The event horizon designates a zone or a threshold situation where the activity of the event is being sensed. To consciously enter this horizon means that self-consciousness begins to be affected by force, by the real. This means further that one begins to enter a zone of in-determination where subjectivity can no more be discerned from the phenomenon. Beyond the event horizon all concepts which structure experience, like perception, thinking, will, object, subject etc, gradually acquire a new meaning since they can not be related to pre-given identities any longer (to ‘whom’ does the thinking, will, perception, etc belong?) Beyond the event horizon we gradually begin to operate on the level where these identities are constituted.

This means that one is lead to recognize the faculty of listening itself originally as event on the plane of immanence. This stands against our ordinary self-consciousness, which is tied to and composed of representations, of which listening is instinctively related and thereby denatured, converted into objectifying perceptions. This is a secondary creation, a fall out of the real original event. The real is of course not object of representation, but activity, force, change and becoming, traversing the world beyond and prior to the split between the subject and the object. Representation always re-presents a fall. Thinking must therefore take this into consideration when engaging in any kind of enterprise, and especially so when plunging into music and sound. We must learn to think beyond or prior to representation if we are to listen to the event because it is our ordinary thinking which represents in listening.

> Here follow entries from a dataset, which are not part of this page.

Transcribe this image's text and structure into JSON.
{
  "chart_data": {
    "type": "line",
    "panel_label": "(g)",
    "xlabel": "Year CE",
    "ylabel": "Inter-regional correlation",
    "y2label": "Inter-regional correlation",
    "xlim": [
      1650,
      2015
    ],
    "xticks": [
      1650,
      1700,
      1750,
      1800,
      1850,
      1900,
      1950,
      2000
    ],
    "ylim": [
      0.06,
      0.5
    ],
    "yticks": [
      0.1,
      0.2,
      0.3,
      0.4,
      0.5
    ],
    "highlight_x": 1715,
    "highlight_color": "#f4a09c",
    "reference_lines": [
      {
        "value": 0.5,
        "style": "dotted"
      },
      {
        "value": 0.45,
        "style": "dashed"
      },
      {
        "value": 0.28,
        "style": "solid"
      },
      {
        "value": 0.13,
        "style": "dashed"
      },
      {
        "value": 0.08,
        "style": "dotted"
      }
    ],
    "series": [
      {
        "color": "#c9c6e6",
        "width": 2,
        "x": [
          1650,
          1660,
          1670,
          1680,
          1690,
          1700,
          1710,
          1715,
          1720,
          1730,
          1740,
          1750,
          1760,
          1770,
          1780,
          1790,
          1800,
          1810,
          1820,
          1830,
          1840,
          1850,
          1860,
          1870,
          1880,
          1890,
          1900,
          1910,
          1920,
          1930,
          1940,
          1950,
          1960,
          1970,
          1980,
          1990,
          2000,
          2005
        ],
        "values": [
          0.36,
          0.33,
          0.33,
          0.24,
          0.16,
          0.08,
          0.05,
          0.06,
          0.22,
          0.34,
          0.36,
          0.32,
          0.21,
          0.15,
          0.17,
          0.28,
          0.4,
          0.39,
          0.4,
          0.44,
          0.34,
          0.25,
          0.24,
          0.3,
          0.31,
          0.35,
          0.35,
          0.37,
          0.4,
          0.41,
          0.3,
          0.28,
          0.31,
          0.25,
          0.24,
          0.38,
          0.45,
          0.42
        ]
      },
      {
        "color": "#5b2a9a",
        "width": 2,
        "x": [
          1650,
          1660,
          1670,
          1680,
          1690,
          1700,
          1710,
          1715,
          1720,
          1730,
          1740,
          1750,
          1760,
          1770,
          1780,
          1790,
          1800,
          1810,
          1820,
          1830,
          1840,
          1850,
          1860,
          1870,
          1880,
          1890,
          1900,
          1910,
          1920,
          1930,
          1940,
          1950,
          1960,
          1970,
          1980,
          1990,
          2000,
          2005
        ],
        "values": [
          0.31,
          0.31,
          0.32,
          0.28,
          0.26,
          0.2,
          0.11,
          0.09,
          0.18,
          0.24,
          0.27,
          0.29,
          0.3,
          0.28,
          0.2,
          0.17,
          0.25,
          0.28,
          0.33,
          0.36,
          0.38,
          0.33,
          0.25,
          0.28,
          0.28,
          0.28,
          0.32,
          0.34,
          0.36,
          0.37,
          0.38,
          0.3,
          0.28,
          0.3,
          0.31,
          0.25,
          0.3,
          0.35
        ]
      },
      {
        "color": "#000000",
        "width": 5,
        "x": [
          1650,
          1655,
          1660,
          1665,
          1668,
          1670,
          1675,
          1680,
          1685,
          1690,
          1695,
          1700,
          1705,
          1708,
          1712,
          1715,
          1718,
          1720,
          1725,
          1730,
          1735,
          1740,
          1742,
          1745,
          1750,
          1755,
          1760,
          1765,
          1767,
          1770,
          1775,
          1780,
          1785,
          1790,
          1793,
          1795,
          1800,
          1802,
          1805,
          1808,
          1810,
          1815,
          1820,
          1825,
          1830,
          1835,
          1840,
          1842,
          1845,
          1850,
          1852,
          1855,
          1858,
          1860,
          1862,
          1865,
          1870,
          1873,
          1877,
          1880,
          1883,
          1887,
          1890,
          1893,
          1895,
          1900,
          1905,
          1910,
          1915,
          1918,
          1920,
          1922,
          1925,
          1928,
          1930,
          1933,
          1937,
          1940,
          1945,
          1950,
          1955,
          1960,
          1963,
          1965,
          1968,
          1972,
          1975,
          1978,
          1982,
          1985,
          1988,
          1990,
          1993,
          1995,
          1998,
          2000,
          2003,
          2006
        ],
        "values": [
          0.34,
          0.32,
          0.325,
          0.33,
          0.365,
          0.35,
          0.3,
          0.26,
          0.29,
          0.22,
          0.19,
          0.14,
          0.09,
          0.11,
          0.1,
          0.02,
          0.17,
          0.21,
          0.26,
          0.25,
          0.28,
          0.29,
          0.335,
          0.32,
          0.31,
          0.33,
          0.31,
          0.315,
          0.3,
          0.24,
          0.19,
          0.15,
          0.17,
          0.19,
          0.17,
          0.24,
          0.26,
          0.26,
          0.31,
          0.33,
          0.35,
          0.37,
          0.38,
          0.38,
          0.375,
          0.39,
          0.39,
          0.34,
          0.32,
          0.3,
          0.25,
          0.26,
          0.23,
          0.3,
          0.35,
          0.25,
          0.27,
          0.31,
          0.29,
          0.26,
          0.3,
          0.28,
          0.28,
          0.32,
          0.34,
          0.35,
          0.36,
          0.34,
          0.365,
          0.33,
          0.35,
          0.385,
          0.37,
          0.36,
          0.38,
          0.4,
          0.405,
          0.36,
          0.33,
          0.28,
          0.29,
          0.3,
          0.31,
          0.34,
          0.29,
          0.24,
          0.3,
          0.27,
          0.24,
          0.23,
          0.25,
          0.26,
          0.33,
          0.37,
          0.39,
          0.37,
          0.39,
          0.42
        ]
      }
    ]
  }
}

How will it be possible to learn this new art of immanence, this thinking-listening? How can we develop a capacity for thought which can come to terms with the requirements set by music and sound? Is it possible to actualize thinking as event in such a way that it can operate consciously on the plane of immanence, and enter the event without actualizing a world-order ruled by endless representations? For our time this is the great question that will have to be adressed as we enter into the new era of reshaping the body and its dispositions by means of accelerating technology. Immanence can be engineered; computer gaming shows this already (in its very first baby steps). But can it also be self-consciously acquired? In fact it can, but to learn to do this one must discover what Yeshayahu Ben-Aharon, in his book on the Event in Scinece, History Philosophy & Art, has succinctly termed a threshold identity. From here on one can begin to develop the reversals and transformations that constitute this (non)identity. Only when we can become the vortex at the edge of this threshold will we be true contemporaries to what takes place in our time.